Second Canto 5

 Canto V: The Return of the Water

A thousand years passed, and the world changed its face.
The towers of Alwen had long since fallen to ivy and rain. Kings became dust, names became echoes, and the lake — the Mirror Lake — slept beneath a crust of reeds and time.

Only the elders remembered the old stories. They said that when the Lady’s sorrow was healed, the water would rise again, not to drown the world, but to cleanse it. The young laughed at such tales, for the lake had been dry for generations — a hollow basin filled with fog and wildflowers.

But one summer, the earth began to hum.

It was a low, steady note, like a heartbeat beneath the soil. Wells overflowed. Rivers changed their course. The villagers gathered at the rim of the ancient mere and watched as mist poured upward, turning to rain that fell only inside the hollow. The lake was returning.
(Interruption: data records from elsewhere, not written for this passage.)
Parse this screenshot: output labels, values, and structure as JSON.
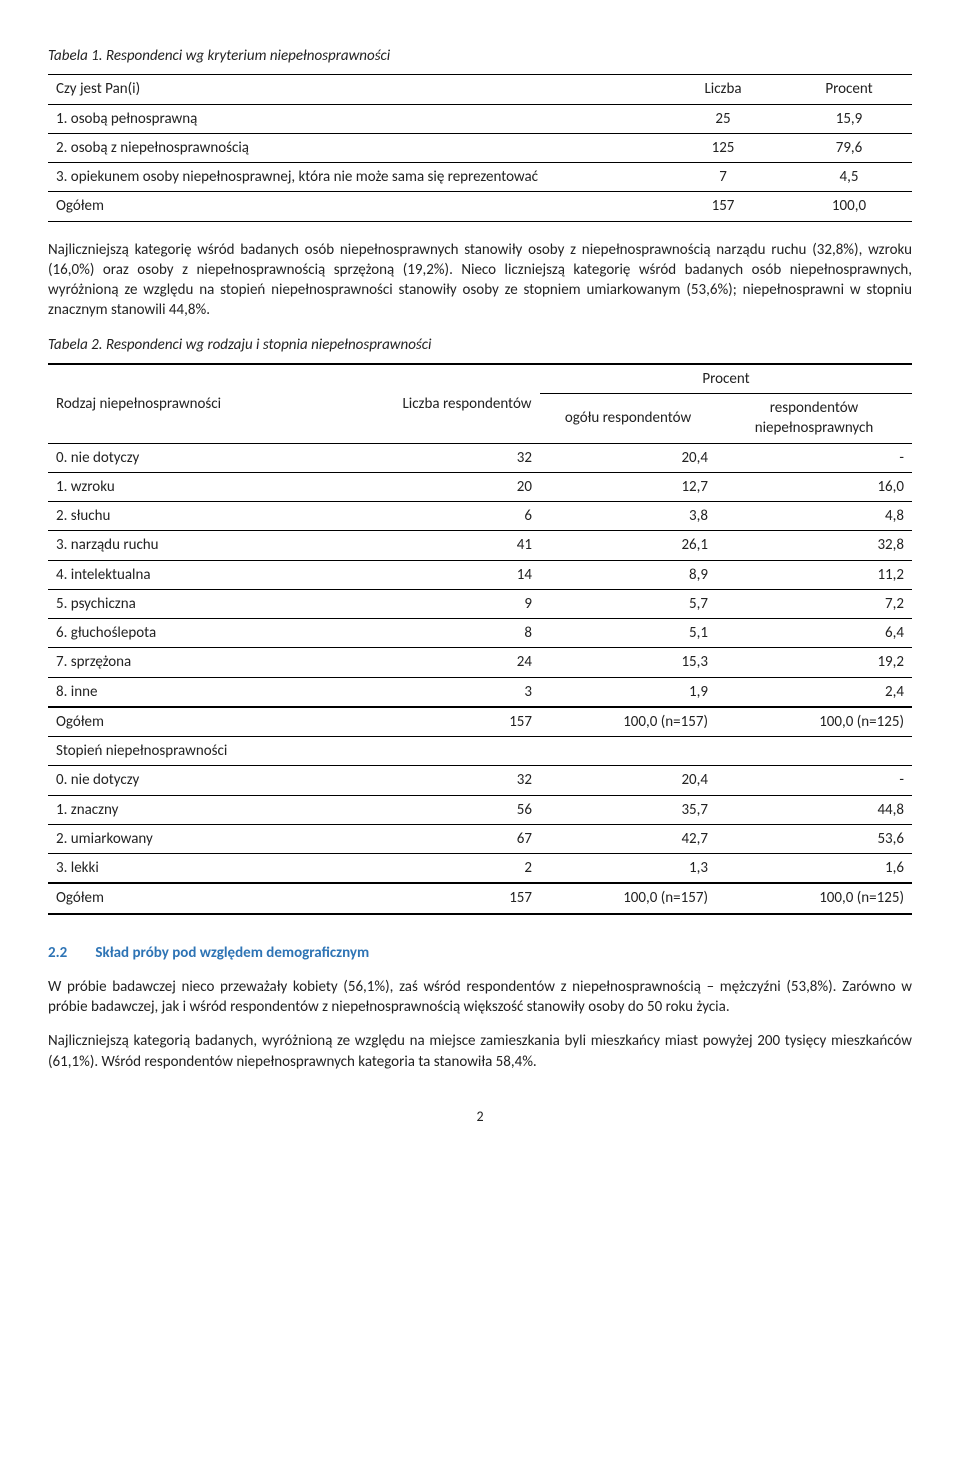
{
  "table1": {
    "title": "Tabela 1. Respondenci wg kryterium niepełnosprawności",
    "head": {
      "q": "Czy jest Pan(i)",
      "c1": "Liczba",
      "c2": "Procent"
    },
    "rows": [
      {
        "label": "1.   osobą pełnosprawną",
        "n": "25",
        "p": "15,9"
      },
      {
        "label": "2.   osobą z niepełnosprawnością",
        "n": "125",
        "p": "79,6"
      },
      {
        "label": "3.   opiekunem osoby niepełnosprawnej, która nie może sama się reprezentować",
        "n": "7",
        "p": "4,5"
      }
    ],
    "total": {
      "label": "Ogółem",
      "n": "157",
      "p": "100,0"
    }
  },
  "para1": "Najliczniejszą kategorię wśród badanych osób niepełnosprawnych stanowiły osoby z niepełnosprawnością narządu ruchu (32,8%), wzroku (16,0%) oraz osoby z niepełnosprawnością sprzężoną (19,2%). Nieco liczniejszą kategorię wśród badanych osób niepełnosprawnych, wyróżnioną ze względu na stopień niepełnosprawności stanowiły osoby ze stopniem umiarkowanym (53,6%); niepełnosprawni w stopniu znacznym stanowili 44,8%.",
  "table2": {
    "title": "Tabela 2. Respondenci wg rodzaju i stopnia niepełnosprawności",
    "head": {
      "rowlabel": "Rodzaj niepełnosprawności",
      "lic": "Liczba respondentów",
      "proc": "Procent",
      "c1": "ogółu respondentów",
      "c2": "respondentów niepełnosprawnych"
    },
    "rows_type": [
      {
        "label": "0.   nie dotyczy",
        "n": "32",
        "p1": "20,4",
        "p2": "-"
      },
      {
        "label": "1.   wzroku",
        "n": "20",
        "p1": "12,7",
        "p2": "16,0"
      },
      {
        "label": "2.   słuchu",
        "n": "6",
        "p1": "3,8",
        "p2": "4,8"
      },
      {
        "label": "3.   narządu ruchu",
        "n": "41",
        "p1": "26,1",
        "p2": "32,8"
      },
      {
        "label": "4.   intelektualna",
        "n": "14",
        "p1": "8,9",
        "p2": "11,2"
      },
      {
        "label": "5.   psychiczna",
        "n": "9",
        "p1": "5,7",
        "p2": "7,2"
      },
      {
        "label": "6.   głuchoślepota",
        "n": "8",
        "p1": "5,1",
        "p2": "6,4"
      },
      {
        "label": "7.   sprzężona",
        "n": "24",
        "p1": "15,3",
        "p2": "19,2"
      },
      {
        "label": "8.   inne",
        "n": "3",
        "p1": "1,9",
        "p2": "2,4"
      }
    ],
    "total1": {
      "label": "Ogółem",
      "n": "157",
      "p1": "100,0 (n=157)",
      "p2": "100,0 (n=125)"
    },
    "degree_label": "Stopień niepełnosprawności",
    "rows_degree": [
      {
        "label": " 0.   nie dotyczy",
        "n": "32",
        "p1": "20,4",
        "p2": "-"
      },
      {
        "label": " 1.   znaczny",
        "n": "56",
        "p1": "35,7",
        "p2": "44,8"
      },
      {
        "label": " 2.   umiarkowany",
        "n": "67",
        "p1": "42,7",
        "p2": "53,6"
      },
      {
        "label": " 3.   lekki",
        "n": "2",
        "p1": "1,3",
        "p2": "1,6"
      }
    ],
    "total2": {
      "label": "Ogółem",
      "n": "157",
      "p1": "100,0 (n=157)",
      "p2": "100,0 (n=125)"
    }
  },
  "section": {
    "num": "2.2",
    "title": "Skład próby pod względem demograficznym"
  },
  "para2": "W próbie badawczej nieco przeważały kobiety (56,1%), zaś wśród respondentów z niepełnosprawnością – mężczyźni (53,8%). Zarówno w próbie badawczej, jak i wśród respondentów z niepełnosprawnością większość stanowiły osoby do 50 roku życia.",
  "para3": "Najliczniejszą kategorią badanych, wyróżnioną ze względu na miejsce zamieszkania byli mieszkańcy miast powyżej 200 tysięcy mieszkańców (61,1%). Wśród respondentów niepełnosprawnych kategoria ta stanowiła 58,4%.",
  "pagenum": "2"
}
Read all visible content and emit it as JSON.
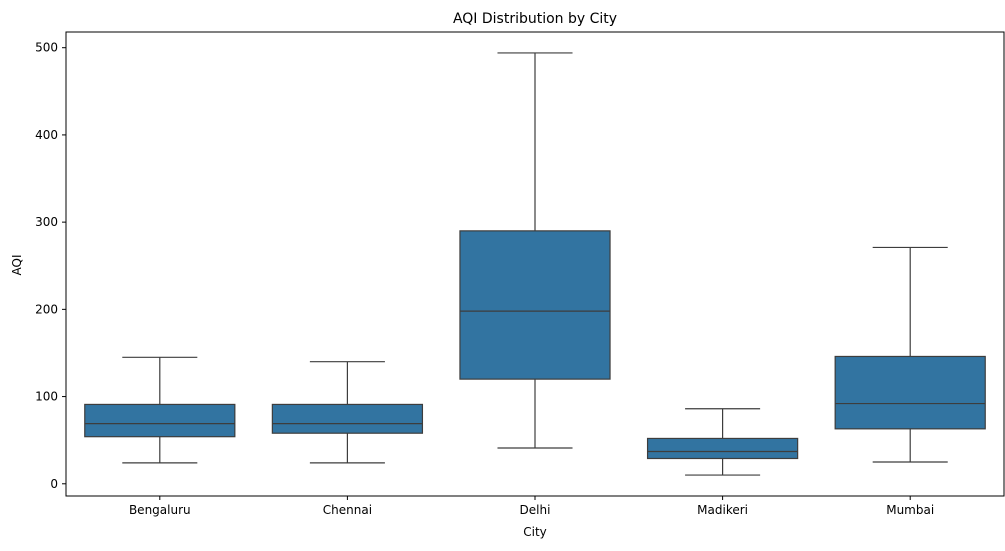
{
  "chart_data": {
    "type": "box",
    "title": "AQI Distribution by City",
    "xlabel": "City",
    "ylabel": "AQI",
    "ylim": [
      -14,
      518
    ],
    "yticks": [
      0,
      100,
      200,
      300,
      400,
      500
    ],
    "grid": false,
    "legend": "none",
    "colors": {
      "box_fill": "#3274a1",
      "line": "#3d3d3d",
      "axis": "#000000"
    },
    "categories": [
      "Bengaluru",
      "Chennai",
      "Delhi",
      "Madikeri",
      "Mumbai"
    ],
    "boxes": [
      {
        "category": "Bengaluru",
        "whisker_low": 24,
        "q1": 54,
        "median": 69,
        "q3": 91,
        "whisker_high": 145
      },
      {
        "category": "Chennai",
        "whisker_low": 24,
        "q1": 58,
        "median": 69,
        "q3": 91,
        "whisker_high": 140
      },
      {
        "category": "Delhi",
        "whisker_low": 41,
        "q1": 120,
        "median": 198,
        "q3": 290,
        "whisker_high": 494
      },
      {
        "category": "Madikeri",
        "whisker_low": 10,
        "q1": 29,
        "median": 37,
        "q3": 52,
        "whisker_high": 86
      },
      {
        "category": "Mumbai",
        "whisker_low": 25,
        "q1": 63,
        "median": 92,
        "q3": 146,
        "whisker_high": 271
      }
    ]
  }
}
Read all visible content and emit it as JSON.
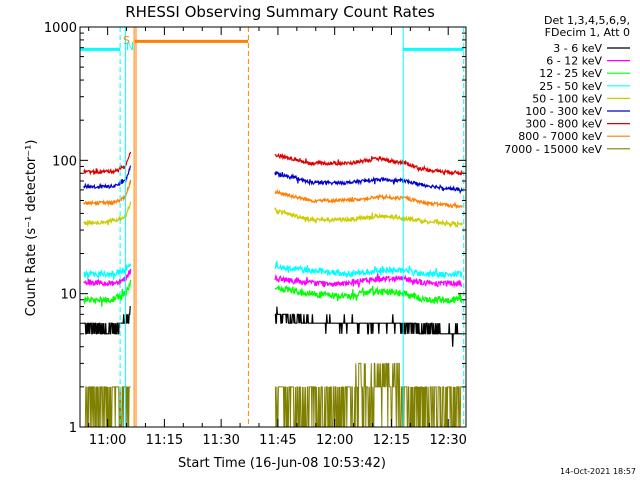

Fear took them then. Some fled. Others tried to dam the water with stones and prayers.

Only one stayed: a girl named Isla, who had grown up listening to her grandmother’s songs of the Lady. She believed not in curses, but in remembering what the world had once loved.

When the flood came, she did not run. She waded into the rising water, clutching nothing but a single lamp. Its flame flickered, then steadied. She called out — not a plea, but a greeting.

“Lady,” she said, “I have come to bring you home.”

The water rose above her knees, her waist, her shoulders. For a moment, it seemed she would vanish like all the rest. But then the light beneath the surface changed — blue, then gold, then white as dawn.

When the waters stilled at last, the valley was gone. In its place stretched a new lake, calm and clear, with a single island at its heart. On that island grew a willow whose branches sang when the wind passed through, a soft melody that needed no words.

Travelers still visit the place. Some hear only leaves. Others hear the echo of a woman’s voice, joined by a second — a younger one — rising in harmony.

And they say the Lady no longer sleeps alone.

What we destroy in fear may yet be reborn through courage.
And every song, given time, finds its echo.